First-Line Drug Resistance in Tuberculosis

November 06, 2023

Tuberculosis is a lung infection caused by Mycobacterium tuberculosis (MTB). Although it mainly affects the lungs, it can also affect other body organs, such as the brain, joints, bones, etc. It is very contagious and can be transmitted to others by inhaling droplets from an infected person. Tuberculosis (TB) can be treated by using first-line anti-tubercular drugs. These are known to be the most effective and least toxic drugs. However, a few times bacteria develop resistance to these drugs which is termed first-line drug resistance in tuberculosis.

 

TYPES OF DRUG-RESISTANCE IN TUBERCULOSIS

 

Mono-resistance: It refers to resistance to only one first-line antitubercular drug.

 

Poly-resistance: It refers to resistance to more than one first-line antitubercular drug, except for isoniazid and rifampicin.

 

Multidrug-resistance (MDR): It refers to resistance to both isoniazid and rifampicin drugs of first-line antitubercular drugs. 

 

Extensive drug resistance (XDR): In addition to multidrug resistance, it includes resistance to at least one of the three second-line antitubercular injectable drugs.

 

Rifampicin resistance (RR): It refers to resistance towards rifampicin with or without resistance to other anti-tubercular drugs. It includes resistance to rifampicin in any form of mono-resistance, poly-resistance, MDR, or XDR.

 

FIRST-LINE ANTI-TUBERCULAR DRUGS:

The first-line anti-tubercular drugs are known to be most effective towards Mycobacterium tuberculosis bacteria and are usually less toxic when compared to other anti-tubercular treatments.

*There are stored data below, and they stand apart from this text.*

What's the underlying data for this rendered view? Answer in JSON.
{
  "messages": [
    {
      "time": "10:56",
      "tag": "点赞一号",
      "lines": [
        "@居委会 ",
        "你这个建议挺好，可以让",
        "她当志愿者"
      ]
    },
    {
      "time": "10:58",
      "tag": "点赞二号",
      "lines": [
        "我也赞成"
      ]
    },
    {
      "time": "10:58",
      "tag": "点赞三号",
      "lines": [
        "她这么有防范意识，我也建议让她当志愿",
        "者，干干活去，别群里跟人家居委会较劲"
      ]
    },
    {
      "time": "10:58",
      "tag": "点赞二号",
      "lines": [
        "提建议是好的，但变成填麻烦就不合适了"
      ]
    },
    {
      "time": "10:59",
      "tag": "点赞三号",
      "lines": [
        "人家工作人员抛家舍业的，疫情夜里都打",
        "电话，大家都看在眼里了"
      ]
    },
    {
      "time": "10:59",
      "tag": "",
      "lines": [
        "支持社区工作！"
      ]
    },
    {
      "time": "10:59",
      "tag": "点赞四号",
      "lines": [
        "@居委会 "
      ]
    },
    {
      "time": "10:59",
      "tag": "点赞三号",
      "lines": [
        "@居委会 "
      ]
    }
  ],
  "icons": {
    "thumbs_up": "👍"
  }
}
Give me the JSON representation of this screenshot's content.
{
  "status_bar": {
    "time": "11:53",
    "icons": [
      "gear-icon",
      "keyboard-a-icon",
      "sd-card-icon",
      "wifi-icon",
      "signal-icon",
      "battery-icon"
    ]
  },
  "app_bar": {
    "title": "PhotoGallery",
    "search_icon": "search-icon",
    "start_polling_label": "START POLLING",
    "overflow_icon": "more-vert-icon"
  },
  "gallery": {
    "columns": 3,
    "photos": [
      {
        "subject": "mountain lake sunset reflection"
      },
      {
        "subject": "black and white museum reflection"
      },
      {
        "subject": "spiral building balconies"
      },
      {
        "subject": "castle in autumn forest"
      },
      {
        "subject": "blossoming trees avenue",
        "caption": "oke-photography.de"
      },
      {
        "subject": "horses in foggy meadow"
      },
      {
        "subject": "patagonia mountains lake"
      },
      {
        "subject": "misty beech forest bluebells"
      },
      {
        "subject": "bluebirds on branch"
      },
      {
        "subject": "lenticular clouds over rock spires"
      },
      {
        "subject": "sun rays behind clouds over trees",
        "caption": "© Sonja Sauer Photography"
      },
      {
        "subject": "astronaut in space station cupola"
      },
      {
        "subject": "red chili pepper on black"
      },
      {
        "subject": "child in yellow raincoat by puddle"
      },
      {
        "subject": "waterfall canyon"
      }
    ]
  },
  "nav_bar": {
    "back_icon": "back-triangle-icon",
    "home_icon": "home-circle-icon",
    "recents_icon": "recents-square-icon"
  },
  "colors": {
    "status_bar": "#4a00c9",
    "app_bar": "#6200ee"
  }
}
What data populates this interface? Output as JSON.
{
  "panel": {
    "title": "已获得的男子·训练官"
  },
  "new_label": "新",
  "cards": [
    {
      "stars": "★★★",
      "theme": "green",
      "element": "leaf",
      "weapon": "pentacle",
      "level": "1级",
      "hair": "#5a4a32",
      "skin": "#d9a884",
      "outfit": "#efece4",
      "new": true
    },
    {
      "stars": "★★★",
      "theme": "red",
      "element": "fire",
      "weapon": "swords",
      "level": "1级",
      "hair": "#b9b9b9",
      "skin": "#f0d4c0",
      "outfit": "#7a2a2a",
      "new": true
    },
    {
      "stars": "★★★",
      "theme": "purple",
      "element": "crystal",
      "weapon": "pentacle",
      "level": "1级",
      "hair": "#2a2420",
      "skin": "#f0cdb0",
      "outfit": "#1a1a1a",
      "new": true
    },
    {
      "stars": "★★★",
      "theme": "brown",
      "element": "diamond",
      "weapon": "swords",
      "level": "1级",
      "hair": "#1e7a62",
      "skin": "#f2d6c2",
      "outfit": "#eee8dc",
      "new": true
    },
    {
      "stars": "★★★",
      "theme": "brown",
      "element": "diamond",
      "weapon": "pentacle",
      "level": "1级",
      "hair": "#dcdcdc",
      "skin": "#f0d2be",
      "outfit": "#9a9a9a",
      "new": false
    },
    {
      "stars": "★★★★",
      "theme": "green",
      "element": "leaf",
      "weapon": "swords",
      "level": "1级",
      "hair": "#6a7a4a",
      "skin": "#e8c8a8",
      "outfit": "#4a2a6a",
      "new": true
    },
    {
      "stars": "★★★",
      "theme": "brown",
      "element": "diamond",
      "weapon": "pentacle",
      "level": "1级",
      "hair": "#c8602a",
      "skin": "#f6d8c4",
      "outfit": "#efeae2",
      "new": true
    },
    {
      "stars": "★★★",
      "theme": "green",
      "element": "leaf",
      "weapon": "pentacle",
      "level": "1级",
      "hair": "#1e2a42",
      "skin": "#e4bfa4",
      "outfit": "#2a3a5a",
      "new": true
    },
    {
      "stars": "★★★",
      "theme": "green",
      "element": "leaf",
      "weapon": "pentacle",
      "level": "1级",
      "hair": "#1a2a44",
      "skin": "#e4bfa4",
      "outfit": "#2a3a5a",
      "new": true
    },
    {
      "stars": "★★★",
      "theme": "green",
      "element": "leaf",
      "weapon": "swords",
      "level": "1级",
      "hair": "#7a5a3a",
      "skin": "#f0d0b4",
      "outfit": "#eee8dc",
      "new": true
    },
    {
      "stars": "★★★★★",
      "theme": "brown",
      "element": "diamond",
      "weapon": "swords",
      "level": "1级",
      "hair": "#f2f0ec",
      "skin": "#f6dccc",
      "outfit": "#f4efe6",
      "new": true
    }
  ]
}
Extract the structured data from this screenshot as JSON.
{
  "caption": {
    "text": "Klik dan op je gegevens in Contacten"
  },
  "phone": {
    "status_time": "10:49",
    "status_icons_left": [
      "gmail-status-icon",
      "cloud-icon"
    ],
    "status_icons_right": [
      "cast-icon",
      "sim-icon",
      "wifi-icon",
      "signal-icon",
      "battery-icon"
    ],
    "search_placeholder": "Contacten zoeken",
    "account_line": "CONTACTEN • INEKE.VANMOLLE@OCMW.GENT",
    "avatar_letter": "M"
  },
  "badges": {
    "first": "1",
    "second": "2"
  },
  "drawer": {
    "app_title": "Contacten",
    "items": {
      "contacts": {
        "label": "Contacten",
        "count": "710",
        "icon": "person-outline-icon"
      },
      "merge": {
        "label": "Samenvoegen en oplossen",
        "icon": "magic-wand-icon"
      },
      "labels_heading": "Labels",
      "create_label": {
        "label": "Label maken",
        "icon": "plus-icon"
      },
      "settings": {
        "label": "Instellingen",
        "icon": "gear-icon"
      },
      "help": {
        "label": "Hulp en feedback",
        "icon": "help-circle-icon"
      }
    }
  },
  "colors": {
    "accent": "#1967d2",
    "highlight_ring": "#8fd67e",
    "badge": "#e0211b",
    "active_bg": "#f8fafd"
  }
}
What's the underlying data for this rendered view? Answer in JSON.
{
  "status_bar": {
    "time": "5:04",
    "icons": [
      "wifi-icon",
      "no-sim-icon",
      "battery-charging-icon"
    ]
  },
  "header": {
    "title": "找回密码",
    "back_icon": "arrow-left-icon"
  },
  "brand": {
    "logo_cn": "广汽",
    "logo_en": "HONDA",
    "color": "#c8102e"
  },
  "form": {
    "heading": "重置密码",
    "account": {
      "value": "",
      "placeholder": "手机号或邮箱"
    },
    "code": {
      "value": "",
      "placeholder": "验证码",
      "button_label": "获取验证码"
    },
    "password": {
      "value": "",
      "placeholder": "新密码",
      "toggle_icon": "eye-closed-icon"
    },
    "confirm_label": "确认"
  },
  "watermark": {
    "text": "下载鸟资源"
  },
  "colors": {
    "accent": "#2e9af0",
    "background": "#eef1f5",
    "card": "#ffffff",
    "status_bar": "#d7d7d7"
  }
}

The first-line anti-tubercular drugs include:

• Isoniazid

• Rifampicin

• Pyrazinamide

• Streptomycin

• Ethambutol

 

ISONIAZID

Isoniazid is a hydrazide of isonicotinic acid which is highly bactericidal against replicating tuberculosis bacteria. It is normally taken orally but may also be administered through intramuscular (into the muscle) or intravenous (in a vein) route to a critically ill patient.

 

Side effects: Sleepiness, anaemia, joint pains, rashes, etc.

 

RIFAMPICIN:

Rifampicin is a semi-synthetic derivative of rifamycin. It serves as a complex macro-lytic antibiotic that inhibits a broad range of microbial pathogens. It has bactericidal and potent sterilizing effects against Mycobacterium tuberculosis in both cellular and extracellular locations. It is administered orally.

 

Side effects: Abdominal pain, nausea, vomiting, etc., pruritis (itchy skin) – with or without rash. 

 

PYRAZINAMIDE

It is weakly bactericidal in nature but possesses strong sterilizing effects against Mycobacterium tuberculosis, particularly in the acidic environment of macrophages and in areas of acute inflammation. It is highly effective and is recommended during the first two months of the treatment. It has enabled shorter treatment regimen plans alongside reducing the risk of relapse. It is given orally.

 

Side effects: Gastrointestinal intolerance, flushing of skin, anemia, photosensitive dermatitis, etc.

 

STREPTOMYCIN

Streptomycin, an antibiotic derived from Streptomyces griseus, is used effectively in tuberculosis treatment and in sensitive gram-negative infections. It is usually administered by deep intramuscular injections since it cannot be absorbed through the gastrointestinal route. 

 

Side effects:

Numbness and tingling around the mouth, pain at the injection site with rash or sterile abscess, skin hypersensitivity reactions, etc.

 

ETHAMBUTOL

Ethambutol is active against different bacteria of the Mycobacterium genus such as Mycobacterium tuberculosis, Mycobacterium bovis, etc., along with some other nonspecific Mycobacterium.  It is used in addition to other antitubercular drugs to prevent or delay the emergence of resistant strains. It is given orally.

 

Side effects

Headache, blurred vision, and pain in one or both eyes. Other rare adverse reactions include hepatitis (inflammation of the liver), skin lesions, etc.

 

RESISTANCE TO ANTI-TUBERCULAR DRUGS:

Antitubercular drugs are often effective against Mycobacterium tuberculosis bacteria. However, a few times the bacteria may develop spontaneous gene mutations that may render bacterial resistance to the most commonly used antitubercular drugs, i.e., first-line antitubercular drugs. 

 

REASONS TO DEVELOP RESISTANCE AGAINST DRUGS:

A few reasons that may cause drug resistance include:

• Non-compliant nature of the individual taking antitubercular drugs

• Wrong medication prescribed by the healthcare provider

• Drugs of poor quality

• Unavailability of drugs for proper treatment

• Taking antitubercular medications irregularly

• Not completing the full course of medications prescribed

• Abruptly stopping the medications without the doctor’s advice

 

Despite all the advancements made in the treatment and management of tuberculosis, it still remains one of the main public health concerns worldwide. It is due to the resistance that the bacteria develop over time due to the challenges posed by Mycobacterium tuberculosis infection. It may be through its interaction with the individual’s immune system or its mechanism of evasion that it may require many more breakthroughs to make a significant impact on the worldwide tuberculosis problem. GeneXpert MTB/RIF is a new revolutionary tuberculosis test that can help with both TB diagnosis and its associated drug resistance, allowing healthcare professionals to plan treatment regimens for such individuals.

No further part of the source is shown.